Kirchhoff law and Inductors I am struggling with using Kirchhoff's rule in circuits with Inductors. Looks like if you have an inductor, we have Electric field (E) that is created using a time varying magnetic field and that E is non conservative and hence you will have to use Faraday's and not Kirchhoff's rule. I get that. But when you use Faraday's rule, Electric field within inductor is taken to be zero as it has zero resistance. I don't get the connection of zero resistance and zero electric field.
Below is link where Prof Lewin uses Faraday's law. I get everything in this video other than why E should be zero within the inductor
https://www.youtube.com/watch?v=cZN0AyNR4Kw
 A: 
Looks like if you have an inductor, we have Electric field (E) that is created using a time varying magnetic field and that E is non conservative and hence you will have to use Faraday's and not Kirchhoff's rule.

You should not be thinking about E field when analyzing an inductor. There will be an EMF across the inductor, due to the magnetic field through the coil. But this EMF is not related to an E field in the wire (and this is why I am calling it an EMF and not just a "voltage", which might be confused with an electrostatic potential difference). 
You can certainly apply Kirchoff's laws to circuits containing inductors, provided the other requirements defining lumped circuits apply, and all the important magnetic fields are confined to the inductors, rather than interacting (significantly) with the wires joining the circuit. The "voltage" difference across the inductor will depend on the rate of change of the current, rather than the instantaneous value of the current as it does with a resistor.

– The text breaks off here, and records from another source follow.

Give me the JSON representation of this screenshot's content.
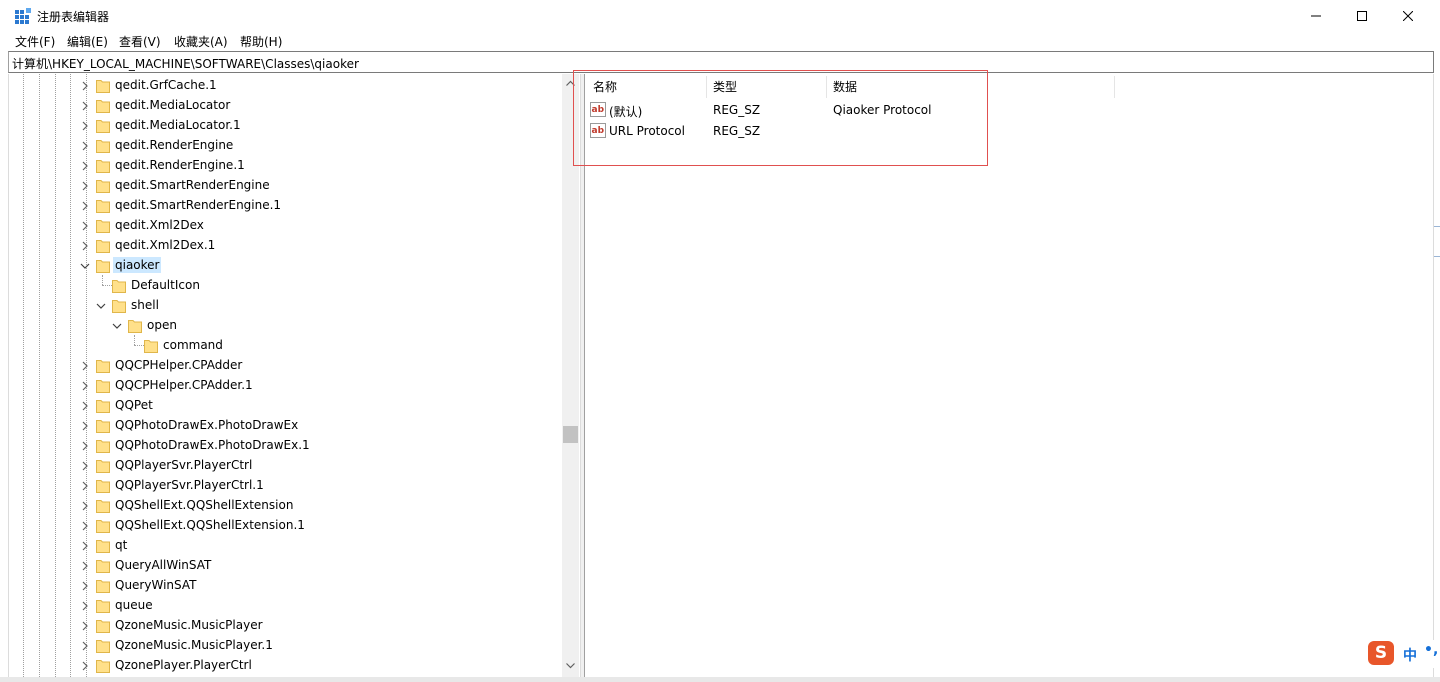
{
  "window": {
    "title": "注册表编辑器",
    "controls": {
      "minimize": "minimize-icon",
      "maximize": "maximize-icon",
      "close": "close-icon"
    }
  },
  "menu": [
    "文件(F)",
    "编辑(E)",
    "查看(V)",
    "收藏夹(A)",
    "帮助(H)"
  ],
  "address": "计算机\\HKEY_LOCAL_MACHINE\\SOFTWARE\\Classes\\qiaoker",
  "tree": [
    {
      "label": "qedit.GrfCache.1",
      "depth": 0,
      "expander": "collapsed"
    },
    {
      "label": "qedit.MediaLocator",
      "depth": 0,
      "expander": "collapsed"
    },
    {
      "label": "qedit.MediaLocator.1",
      "depth": 0,
      "expander": "collapsed"
    },
    {
      "label": "qedit.RenderEngine",
      "depth": 0,
      "expander": "collapsed"
    },
    {
      "label": "qedit.RenderEngine.1",
      "depth": 0,
      "expander": "collapsed"
    },
    {
      "label": "qedit.SmartRenderEngine",
      "depth": 0,
      "expander": "collapsed"
    },
    {
      "label": "qedit.SmartRenderEngine.1",
      "depth": 0,
      "expander": "collapsed"
    },
    {
      "label": "qedit.Xml2Dex",
      "depth": 0,
      "expander": "collapsed"
    },
    {
      "label": "qedit.Xml2Dex.1",
      "depth": 0,
      "expander": "collapsed"
    },
    {
      "label": "qiaoker",
      "depth": 0,
      "expander": "expanded",
      "selected": true
    },
    {
      "label": "DefaultIcon",
      "depth": 1,
      "expander": "none"
    },
    {
      "label": "shell",
      "depth": 1,
      "expander": "expanded"
    },
    {
      "label": "open",
      "depth": 2,
      "expander": "expanded"
    },
    {
      "label": "command",
      "depth": 3,
      "expander": "none"
    },
    {
      "label": "QQCPHelper.CPAdder",
      "depth": 0,
      "expander": "collapsed"
    },
    {
      "label": "QQCPHelper.CPAdder.1",
      "depth": 0,
      "expander": "collapsed"
    },
    {
      "label": "QQPet",
      "depth": 0,
      "expander": "collapsed"
    },
    {
      "label": "QQPhotoDrawEx.PhotoDrawEx",
      "depth": 0,
      "expander": "collapsed"
    },
    {
      "label": "QQPhotoDrawEx.PhotoDrawEx.1",
      "depth": 0,
      "expander": "collapsed"
    },
    {
      "label": "QQPlayerSvr.PlayerCtrl",
      "depth": 0,
      "expander": "collapsed"
    },
    {
      "label": "QQPlayerSvr.PlayerCtrl.1",
      "depth": 0,
      "expander": "collapsed"
    },
    {
      "label": "QQShellExt.QQShellExtension",
      "depth": 0,
      "expander": "collapsed"
    },
    {
      "label": "QQShellExt.QQShellExtension.1",
      "depth": 0,
      "expander": "collapsed"
    },
    {
      "label": "qt",
      "depth": 0,
      "expander": "collapsed"
    },
    {
      "label": "QueryAllWinSAT",
      "depth": 0,
      "expander": "collapsed"
    },
    {
      "label": "QueryWinSAT",
      "depth": 0,
      "expander": "collapsed"
    },
    {
      "label": "queue",
      "depth": 0,
      "expander": "collapsed"
    },
    {
      "label": "QzoneMusic.MusicPlayer",
      "depth": 0,
      "expander": "collapsed"
    },
    {
      "label": "QzoneMusic.MusicPlayer.1",
      "depth": 0,
      "expander": "collapsed"
    },
    {
      "label": "QzonePlayer.PlayerCtrl",
      "depth": 0,
      "expander": "collapsed"
    }
  ],
  "list": {
    "columns": [
      "名称",
      "类型",
      "数据"
    ],
    "rows": [
      {
        "name": "(默认)",
        "type": "REG_SZ",
        "data": "Qiaoker Protocol",
        "icon": "string-value-icon"
      },
      {
        "name": "URL Protocol",
        "type": "REG_SZ",
        "data": "",
        "icon": "string-value-icon"
      }
    ]
  },
  "ime": {
    "logo": "S",
    "lang": "中",
    "punct": "•,"
  },
  "colors": {
    "selection": "#cce8ff",
    "folder": "#ffe08a",
    "folder_edge": "#e0b64a",
    "highlight": "#e0504f",
    "ime_brand": "#e8562a"
  }
}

I get everything in this video other than why E should be zero within the inductor

Practically, the E-field will not be exactly 0 in the wires of the inductor. But if we need to model its effect, we'll usually do that by including a separate series resistor element in our circuit model, rather than by including the E-field effect in the resistor model.
A: Kirchhoff's law in variable regime is not an easy subject, and the lectures on the subject are not always clear. One approach that seemed consistent to me is that of Anuparm Garm in "Classical electromagnetism in a nutshell" (Princeton)
(This is not the only possible approach)
He considers that the lumped circuit is formed of black boxes with an input $A$ and an output $B$ such that the circulation of the electric field on a path outside the black box does not depend on the path followed. This assumes that the magnetic field is negligible outside the box. He then defines the voltage $V\left(t\right)$ as the circulation from $A$ to $B$ on a path outside the box:
$V\left(t\right)=\int_{A\ Exterior\ path}^{B}{\vec{E}\vec{dl}}$ on an exterior path.
For an inductor formed from a perfect conductor, the electric field is zero within the conductor. If we define a closed path which goes from $A$ to $B$ through the conductor and returns from $B$ to $A$ through the exterior, Faraday's law tells us that $\int_{A\ in\ the\ inductor}^{B}{\vec{E}\vec{dl}}+\int_{B\ Exterior\ path}^{A}{\vec{E}\vec{dl}}=-\frac{d\emptyset}{dt}$
The first integral is zero (zero electric field) and the second is $-V\left(t\right)$
Therefore $V(t)=\frac{d\emptyset}{dt}=L\frac{di}{dt}$
He also find $V (t) = Ri$ for a resistor and $V (t) = Q / C$ for a capacitor.
To find Kirchhoff's law, it suffices to write that the circulation of the electric field on a closed path outside the black boxes is zero.
Sorry for my poor english. It is not my native language.
A: The electric field is always zero inside the thickness of an ideal conductor (check out my answer here to see why). Now for an inductor, which is usually shaped as a solenoid, the electric field inside the wires of the solenoid (so on the surface of the cylinder) is zero (assuming it's an ideal conductor). The induced electric field you're talking about does not occur inside the wires of the solenoid, but in the "hole" inside (the inner volume of the cylinder).